In 2014, there were 1.4 million reported cases of chlamydia in the United States. While this bacterial infection can be easily treated with antibiotics, it often goes undiagnosed because many people show no symptoms. Untreated chlamydia can lead to pelvic inflammatory disease, which can leave scar tissue in the fallopian tubes or uterus and ultimately result in infertility.

The experimental vaccine was created by Canadian researchers who used pieces of the bacteria that causes chlamydia to form an antigen they called BD584. The hope was that the antigen could prompt the body’s immune system to fight the chlamydia bacteria if exposed to it.
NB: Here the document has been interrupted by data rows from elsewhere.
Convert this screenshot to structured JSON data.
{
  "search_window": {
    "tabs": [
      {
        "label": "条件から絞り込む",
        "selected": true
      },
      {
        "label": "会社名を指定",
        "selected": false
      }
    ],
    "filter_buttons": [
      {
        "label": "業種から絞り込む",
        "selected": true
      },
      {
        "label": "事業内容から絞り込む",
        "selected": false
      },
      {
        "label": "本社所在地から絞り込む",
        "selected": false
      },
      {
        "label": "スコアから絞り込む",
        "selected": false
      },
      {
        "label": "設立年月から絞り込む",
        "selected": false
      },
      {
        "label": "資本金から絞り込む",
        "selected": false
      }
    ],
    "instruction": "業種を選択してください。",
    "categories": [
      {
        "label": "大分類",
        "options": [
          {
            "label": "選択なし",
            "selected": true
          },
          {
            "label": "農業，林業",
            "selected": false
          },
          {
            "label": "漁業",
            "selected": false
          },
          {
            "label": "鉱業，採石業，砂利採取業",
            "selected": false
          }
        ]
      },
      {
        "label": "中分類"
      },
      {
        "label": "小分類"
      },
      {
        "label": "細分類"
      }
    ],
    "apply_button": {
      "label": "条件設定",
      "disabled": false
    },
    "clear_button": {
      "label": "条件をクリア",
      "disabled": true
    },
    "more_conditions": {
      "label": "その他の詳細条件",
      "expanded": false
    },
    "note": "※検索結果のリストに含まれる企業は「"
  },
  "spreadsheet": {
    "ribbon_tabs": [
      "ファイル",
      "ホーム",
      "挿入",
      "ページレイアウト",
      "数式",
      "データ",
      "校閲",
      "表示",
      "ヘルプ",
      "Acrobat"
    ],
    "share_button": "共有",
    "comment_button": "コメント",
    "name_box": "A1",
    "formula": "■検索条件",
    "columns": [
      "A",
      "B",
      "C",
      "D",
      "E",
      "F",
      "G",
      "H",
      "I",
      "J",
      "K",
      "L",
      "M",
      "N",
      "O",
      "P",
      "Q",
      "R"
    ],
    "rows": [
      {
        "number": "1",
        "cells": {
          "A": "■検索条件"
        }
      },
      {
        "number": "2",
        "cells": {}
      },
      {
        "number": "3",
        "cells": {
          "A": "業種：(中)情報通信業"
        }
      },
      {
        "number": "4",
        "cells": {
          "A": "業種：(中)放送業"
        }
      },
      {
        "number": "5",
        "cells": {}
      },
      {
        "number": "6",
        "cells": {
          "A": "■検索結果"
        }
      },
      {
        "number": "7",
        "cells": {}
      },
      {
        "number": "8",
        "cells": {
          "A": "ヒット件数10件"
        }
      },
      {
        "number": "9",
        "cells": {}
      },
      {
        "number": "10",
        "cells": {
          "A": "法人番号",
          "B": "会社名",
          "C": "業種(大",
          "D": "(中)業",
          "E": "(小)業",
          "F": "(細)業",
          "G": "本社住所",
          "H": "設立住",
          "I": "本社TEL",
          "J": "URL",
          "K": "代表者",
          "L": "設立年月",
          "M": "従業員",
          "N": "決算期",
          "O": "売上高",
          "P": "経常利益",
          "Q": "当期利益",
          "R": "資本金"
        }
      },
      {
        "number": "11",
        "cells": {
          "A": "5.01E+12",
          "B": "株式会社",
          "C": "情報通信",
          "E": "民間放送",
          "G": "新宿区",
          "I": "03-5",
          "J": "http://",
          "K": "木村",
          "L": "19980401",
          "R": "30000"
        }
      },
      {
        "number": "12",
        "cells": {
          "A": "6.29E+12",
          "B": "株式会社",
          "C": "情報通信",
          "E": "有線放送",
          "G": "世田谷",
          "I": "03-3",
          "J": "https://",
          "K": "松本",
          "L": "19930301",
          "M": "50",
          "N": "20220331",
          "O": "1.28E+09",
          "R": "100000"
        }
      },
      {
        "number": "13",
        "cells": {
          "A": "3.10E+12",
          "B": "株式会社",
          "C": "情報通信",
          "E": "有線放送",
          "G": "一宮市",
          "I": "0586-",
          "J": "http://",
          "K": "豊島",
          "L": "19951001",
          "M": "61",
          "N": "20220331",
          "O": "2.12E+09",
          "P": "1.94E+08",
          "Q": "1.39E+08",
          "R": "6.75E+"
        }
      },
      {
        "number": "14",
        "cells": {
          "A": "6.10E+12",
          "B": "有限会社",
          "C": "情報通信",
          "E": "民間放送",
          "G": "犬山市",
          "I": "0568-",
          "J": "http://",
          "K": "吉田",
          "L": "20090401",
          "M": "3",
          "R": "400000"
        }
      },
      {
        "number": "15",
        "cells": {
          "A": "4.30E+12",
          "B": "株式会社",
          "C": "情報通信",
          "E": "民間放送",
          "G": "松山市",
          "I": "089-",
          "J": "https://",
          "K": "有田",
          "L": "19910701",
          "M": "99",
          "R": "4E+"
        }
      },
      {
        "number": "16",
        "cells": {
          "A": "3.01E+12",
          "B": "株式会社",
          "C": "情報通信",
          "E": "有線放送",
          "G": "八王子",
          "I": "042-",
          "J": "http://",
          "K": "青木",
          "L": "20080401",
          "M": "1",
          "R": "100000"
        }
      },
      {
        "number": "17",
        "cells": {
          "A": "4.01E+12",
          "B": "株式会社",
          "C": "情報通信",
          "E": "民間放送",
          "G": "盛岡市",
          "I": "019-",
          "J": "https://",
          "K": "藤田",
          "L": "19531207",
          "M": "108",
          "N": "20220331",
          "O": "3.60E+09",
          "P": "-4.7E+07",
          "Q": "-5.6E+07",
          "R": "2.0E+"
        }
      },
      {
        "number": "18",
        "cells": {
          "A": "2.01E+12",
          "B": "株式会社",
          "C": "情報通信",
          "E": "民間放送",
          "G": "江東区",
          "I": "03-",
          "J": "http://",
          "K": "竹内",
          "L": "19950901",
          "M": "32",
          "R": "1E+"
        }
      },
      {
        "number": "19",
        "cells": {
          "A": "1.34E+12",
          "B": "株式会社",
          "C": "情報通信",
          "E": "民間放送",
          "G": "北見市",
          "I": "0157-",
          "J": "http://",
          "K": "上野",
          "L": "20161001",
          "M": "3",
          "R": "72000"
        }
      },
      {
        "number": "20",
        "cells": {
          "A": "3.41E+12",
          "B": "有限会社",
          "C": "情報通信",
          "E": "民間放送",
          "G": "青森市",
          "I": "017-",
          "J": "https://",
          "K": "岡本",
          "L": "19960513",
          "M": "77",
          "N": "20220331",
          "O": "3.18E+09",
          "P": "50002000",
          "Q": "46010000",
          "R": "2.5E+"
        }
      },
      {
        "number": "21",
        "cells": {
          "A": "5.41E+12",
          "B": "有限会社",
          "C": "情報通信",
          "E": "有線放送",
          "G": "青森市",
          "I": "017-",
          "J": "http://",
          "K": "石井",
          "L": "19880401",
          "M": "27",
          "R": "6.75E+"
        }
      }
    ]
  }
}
Researchers gave BD584 to mice using a nasal spray, and then exposed them to chlamydia. The results were very promising. The mice who received the spray cleared the infection faster than the mice who did not. Moreover, the mice given the nasal spray were less likely to show symptoms of infection, such as bacterial shedding from the vagina or fluid blockages of the fallopian tubes.

There are many steps to go before this vaccine could become available. The researchers need to test it on other strains of the bacteria and in other animals before testing it in humans. And, of course, experience with the HPV vaccine shows that there’s work to be done to make sure people get vaccines that prevent STIs even after they’re invented. Nonetheless, a vaccine to prevent chlamydia would be a great victory in our ongoing fight against STIs and their health consequences, and we here at This Week in Sex are happy to end on a bit of a positive note.